I’ve seen this article before. It uses Dad as an example of someone who got out of jail way too early, thanks to the flawed American justice system.
I wasn’t around him much after he got out; my foster parents wouldn’t allow it. But my dad sent me emails. He told me he never personally touched the girls, that he felt horrible for his part in the deals. Unable to get a job because of his record, he spent the last several years of his life writing thrillers under a pen name. They were so gritty and lurid that they became extremely popular; his online audience ate them up as fast as he could write them. In an email, he told me he donated every bit of the proceeds to anti-trafficking organizations and rescue coalitions. I guess I believe him, because he had nothing to leave me in his will, and when I went to his place after he died, it was nearly bare. Just a bed, a chair, a computer, and a few basics. He lived on next to nothing so he could try to help women like the ones he hurt.
But Eve and her girlfriend don’t know about the last part of his life, the effort at redemption. All they can see on that laptop screen is the horrifying truth that he helped to wreck the lives of hundreds of women and girls.
“A zookeeper? Really?” Eve bites out the words. “Is that your idea of a joke?”
Eve doesn’t believe that I wasn’t trying to make a sick joke out of the sex trafficking thing. She doesn’t understand that from the time I was four, I thought zookeepers had the coolest jobs.

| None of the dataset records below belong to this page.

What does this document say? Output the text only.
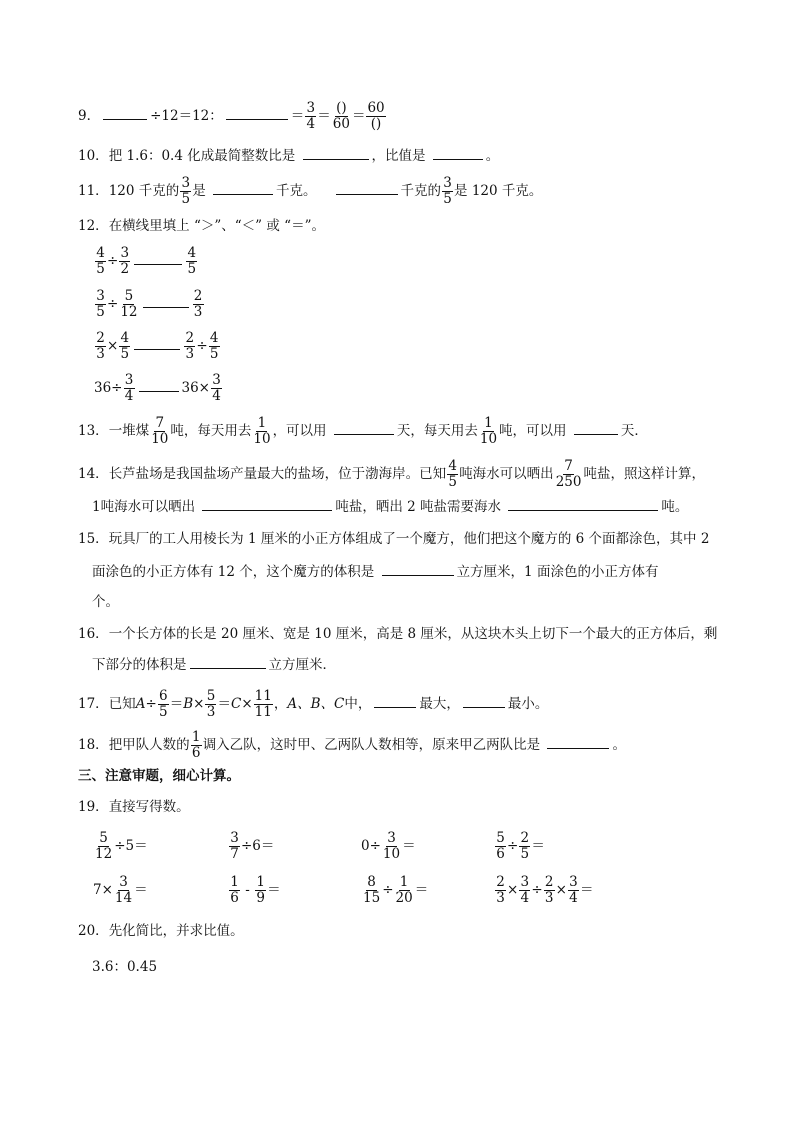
9．	÷12＝12：	＝ $\frac{3}{4} = \frac{()}{60} = \frac{60}{()}$
10．把 1.6：0.4 化成最简整数比是	，比值是	。
11．120 千克的 $\frac{3}{5}$ 是	千克。	千克的 $\frac{3}{5}$ 是 120 千克。
12．在横线里填上 “＞”、“＜” 或 “＝”。
$\frac{4}{5} \div \frac{3}{2}$	$\frac{4}{5}$
$\frac{3}{5} \div \frac{5}{12}$	$\frac{2}{3}$
$\frac{2}{3} \times \frac{4}{5}$	$\frac{2}{3} \div \frac{4}{5}$
$36\div \frac{3}{4}$	$36\times \frac{3}{4}$
13．一堆煤 $\frac{7}{10}$ 吨，每天用去 $\frac{1}{10}$ ，可以用	天，每天用去 $\frac{1}{10}$ 吨，可以用	天．
14．长芦盐场是我国盐场产量最大的盐场，位于渤海岸。已知 $\frac{4}{5}$ 吨海水可以晒出 $\frac{7}{250}$ 吨盐，照这样计算，
1吨海水可以晒出	吨盐，晒出 2 吨盐需要海水	吨。
15．玩具厂的工人用棱长为 1 厘米的小正方体组成了一个魔方，他们把这个魔方的 6 个面都涂色，其中 2
面涂色的小正方体有 12 个，这个魔方的体积是	立方厘米，1 面涂色的小正方体有
个。
16．一个长方体的长是 20 厘米、宽是 10 厘米，高是 8 厘米，从这块木头上切下一个最大的正方体后，剩
下部分的体积是	立方厘米．
17．已知$A\div \frac{6}{5} =B\times \frac{5}{3} =C\times \frac{11}{11}$ ，A、B、C中，	最大，	最小。
18．把甲队人数的 $\frac{1}{6}$ 调入乙队，这时甲、乙两队人数相等，原来甲乙两队比是	。
三、注意审题，细心计算。
19．直接写得数。
$\frac{5}{12} \div 5=$	$\frac{3}{7} \div 6=$	$0\div \frac{3}{10}$ ＝	$\frac{5}{6} \div \frac{2}{5}$ ＝
$7\times \frac{3}{14}$ ＝	$\frac{1}{6} - \frac{1}{9}$ ＝	$\frac{8}{15} \div \frac{1}{20}$ ＝	$\frac{2}{3} \times \frac{3}{4} \div \frac{2}{3} \times \frac{3}{4}$ ＝
20．先化简比，并求比值。
3.6：0.45
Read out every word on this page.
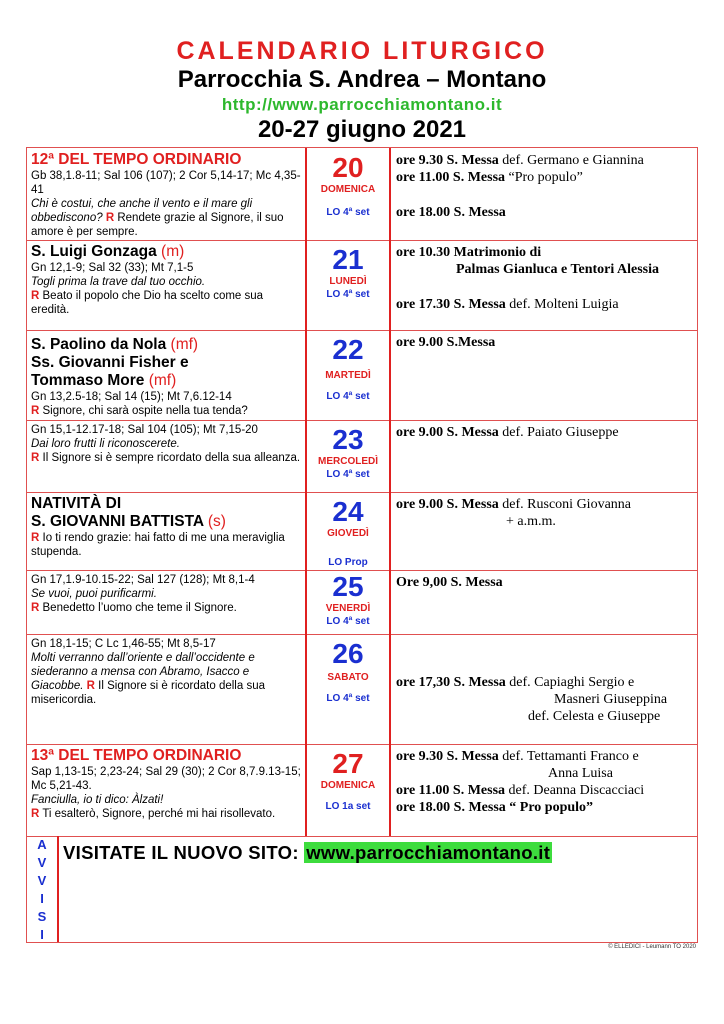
CALENDARIO LITURGICO
Parrocchia S. Andrea – Montano
http://www.parrocchiamontano.it
20-27 giugno 2021
12ª DEL TEMPO ORDINARIO
Gb 38,1.8-11; Sal 106 (107); 2 Cor 5,14-17; Mc 4,35-41
Chi è costui, che anche il vento e il mare gli obbediscono? R Rendete grazie al Signore, il suo amore è per sempre.
20
DOMENICA
LO 4ª set
ore 9.30 S. Messa def. Germano e Giannina
ore 11.00 S. Messa “Pro populo”
ore 18.00 S. Messa
S. Luigi Gonzaga (m)
Gn 12,1-9; Sal 32 (33); Mt 7,1-5
Togli prima la trave dal tuo occhio.
R Beato il popolo che Dio ha scelto come sua eredità.
21
LUNEDÌ
LO 4ª set
ore 10.30 Matrimonio di
Palmas Gianluca e Tentori Alessia
ore 17.30 S. Messa def. Molteni Luigia
S. Paolino da Nola (mf)
Ss. Giovanni Fisher e
Tommaso More (mf)
Gn 13,2.5-18; Sal 14 (15); Mt 7,6.12-14
R Signore, chi sarà ospite nella tua tenda?
22
MARTEDÌ
LO 4ª set
ore 9.00 S.Messa
Gn 15,1-12.17-18; Sal 104 (105); Mt 7,15-20
Dai loro frutti li riconoscerete.
R Il Signore si è sempre ricordato della sua alleanza.
23
MERCOLEDÌ
LO 4ª set
ore 9.00 S. Messa def. Paiato Giuseppe
NATIVITÀ DI
S. GIOVANNI BATTISTA (s)
R Io ti rendo grazie: hai fatto di me una meraviglia stupenda.
24
GIOVEDÌ
LO Prop
ore 9.00 S. Messa def. Rusconi Giovanna
+ a.m.m.
Gn 17,1.9-10.15-22; Sal 127 (128); Mt 8,1-4
Se vuoi, puoi purificarmi.
R Benedetto l’uomo che teme il Signore.
25
VENERDÌ
LO 4ª set
Ore 9,00 S. Messa
Gn 18,1-15; C Lc 1,46-55; Mt 8,5-17
Molti verranno dall’oriente e dall’occidente e siederanno a mensa con Abramo, Isacco e Giacobbe. R Il Signore si è ricordato della sua misericordia.
26
SABATO
LO 4ª set
ore 17,30 S. Messa def. Capiaghi Sergio e
Masneri Giuseppina
def. Celesta e Giuseppe
13ª DEL TEMPO ORDINARIO
Sap 1,13-15; 2,23-24; Sal 29 (30); 2 Cor 8,7.9.13-15; Mc 5,21-43.
Fanciulla, io ti dico: Àlzati!
R Ti esalterò, Signore, perché mi hai risollevato.
27
DOMENICA
LO 1a set
ore 9.30 S. Messa def. Tettamanti Franco e
Anna Luisa
ore 11.00 S. Messa def. Deanna Discacciaci
ore 18.00 S. Messa “ Pro populo”
A
V
V
I
S
I
VISITATE IL NUOVO SITO: www.parrocchiamontano.it
© ELLEDICI - Leumann TO 2020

I told everyone who would listen that I was going to be a zookeeper, and that my parents were both zookeepers. Maybe it helped me cope with the fact that Mom was dead and Dad was in jail.
I kept telling everyone that lie for years, until it became automatic. I never thought about how it would sound if someone discovered the truth.
Stupid of me.
I tried to explain, but Eve was brimming with righteous anger and wouldn’t listen. So I just left. I walked out without my bag, my wallet, my anything. And now I’m wandering along the sidewalk under ponderous oaks whose leaves rasp softly in the night breeze. I avoid the golden circles of light from the lamp posts, sticking to the shadows instead. The shadows are dark as my past, dark as my thoughts. They embrace me when no one else will.
When the sidewalk dead-ends into the street that runs down to the Thornhill Building, I turn right and slink along the curb. It’s quiet in this part of campus in the evenings. All the gathering places for students are on the other side of campus.
The pavement crackles under tires, and a car glides up beside me. The right front window rolls down, and the driver leans across the passenger seat. “Hey there.”
I peer into the gloomy car. “Rath?”
His white smile flashes at me. “Yeah. You heading somewhere? I’ll give you a lift.”
“I’m not really heading anywhere. Just walking.”
“Ah.” He continues inching the car along, keeping pace with me. “Would you like to get a coffee? Or tea? Pastry?” He chuckles self-consciously, like he’s nervous about talking to me. It’s so damn charming.
I can hardly believe that Cologne God actually wants to go out with me. Is that even okay? He’s a teacher’s assistant, not a professor, but still. I can’t afford any more mistakes or gossip. And I’m such a mess emotionally right now that I’m liable to dissolve in a torrent of tears and snot if he so much as pats my shoulder kindly.
“Maybe some other time,” I tell him with an apologetic smile.
I expect him to nod, maybe give me his number, and then roll on.
But his face shifts, all its openness and bashfulness disappearing. His features harden, and suddenly I can see the amber rings around his pupilsveryclearly. They’re practically glowing.
“Yeah, I don’t have time for this,” he says. “Get in the car, Grace.”
I back up, away from the curb, onto the lawn. “What the—”
“Hell?” He smiles, and his teeth look much sharper than they did a moment ago. “Indeed. Get in now and I promise I won’t harm you. I’m here to take you to your father.”
“What?” The word breaks from me in a half-sob. “My father is dead.”
“He needs you, Grace. He needs you right now. Hurry.” The passenger door opens, but I didn’t see him lean over to open it. Is there such a thing as car doors that spring open by themselves? Maybe some new feature I haven’t heard about?
My dad. This guy wants to take me to Dad. It’s a trick, of course, but why?
Doesn’t matter anyway. I’m not about to be toted off to some sicko’s dungeon.
“Pervert,” I hiss at him, and then I run.